44. There were borrowings by the company from Banks or Financial Institution against the current assets. The quarterly statements submitted have been in line with financial statement.
45. The Company is not declared as willful defaulter by any bank or financial institution (as defined under the Companies Act, 2013) or other lender in accordance with the guidelines on willful defaulters issued by the Reserve Bank of India.
47. The Company does not have any transaction which is not recorded in the books of accounts that has been surrendered or disclosed as income during the year in the tax assessments under the Income Tax Act, 1961 (such as, search or survey or any other relevant provisions of the Income Tax Act, 1961.)
48. The Company has not traded or invested in Crypto currency or Virtual Currency during the financial year.

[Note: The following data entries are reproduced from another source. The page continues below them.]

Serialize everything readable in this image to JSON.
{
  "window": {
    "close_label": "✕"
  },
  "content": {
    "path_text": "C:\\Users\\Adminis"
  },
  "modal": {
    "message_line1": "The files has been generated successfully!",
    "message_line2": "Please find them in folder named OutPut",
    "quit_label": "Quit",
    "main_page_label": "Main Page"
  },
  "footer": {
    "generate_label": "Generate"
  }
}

49. No funds (which are material either individually or in the aggregate) have been advanced or loaned or invested (either from borrowed funds or share premium or any other sources or kind of funds) by the Company to or in any other person or entity, including foreign entity ("Intermediaries"), with the understanding, whether recorded in writing or otherwise, that the Intermediary shall, whether, directly or indirectly lend or invest in other persons or entities identified in any manner whatsoever by or on behalf of the Company ("Ultimate Beneficiaries") or provide any guarantee, security or the like on behalf of the Ultimate Beneficiaries.

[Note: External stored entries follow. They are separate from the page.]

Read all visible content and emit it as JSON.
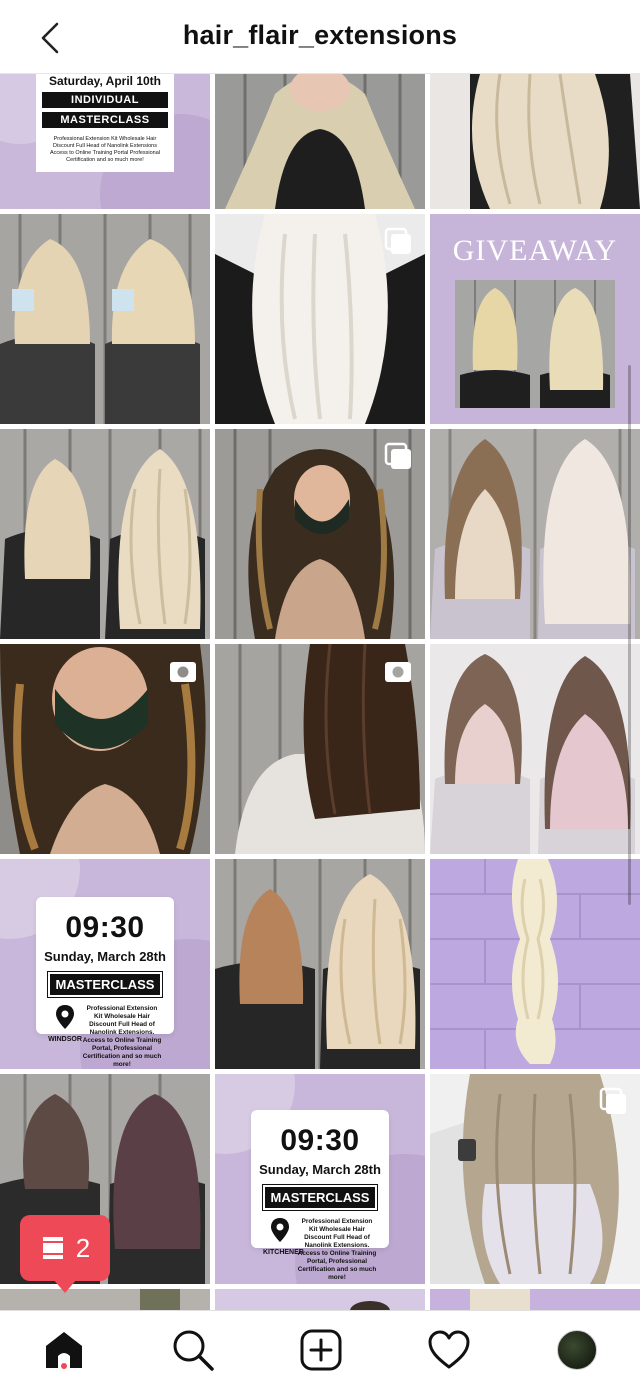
{
  "header": {
    "title": "hair_flair_extensions",
    "back_icon": "chevron-left-icon"
  },
  "posts": {
    "top_card": {
      "date": "Saturday, April 10th",
      "line1": "INDIVIDUAL",
      "line2": "MASTERCLASS",
      "details": "Professional Extension Kit Wholesale Hair Discount Full Head of Nanolink Extensions Access to Online Training Portal Professional Certification and so much more!"
    },
    "giveaway": {
      "title": "GIVEAWAY"
    },
    "windsor_card": {
      "time": "09:30",
      "date": "Sunday, March 28th",
      "tag": "MASTERCLASS",
      "location": "WINDSOR",
      "details": "Professional Extension Kit Wholesale Hair Discount Full Head of Nanolink Extensions. Access to Online Training Portal, Professional Certification and so much more!"
    },
    "kitchener_card": {
      "time": "09:30",
      "date": "Sunday, March 28th",
      "tag": "MASTERCLASS",
      "location": "KITCHENER",
      "details": "Professional Extension Kit Wholesale Hair Discount Full Head of Nanolink Extensions. Access to Online Training Portal, Professional Certification and so much more!"
    }
  },
  "notification": {
    "count": "2",
    "icon": "posts-notification-icon"
  },
  "tabbar": {
    "home_icon": "home-icon",
    "search_icon": "search-icon",
    "add_icon": "add-post-icon",
    "activity_icon": "heart-icon",
    "profile_icon": "profile-avatar"
  },
  "colors": {
    "accent": "#ed4956",
    "lavender": "#c8b6d8",
    "text": "#111111"
  }
}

50. No funds (which are material either individually or in the aggregate) have been received by the Company from any person or entity, including foreign entity ("Funding Parties"), with the understanding, whether recorded in writing or otherwise, that the Company shall, whether, directly or indirectly, lend or invest in other persons or entities identified in any manner whatsoever by or on behalf of the Funding Party ("Ultimate Beneficiaries") or provide any guarantee, security or the like on behalf of the Ultimate Beneficiaries.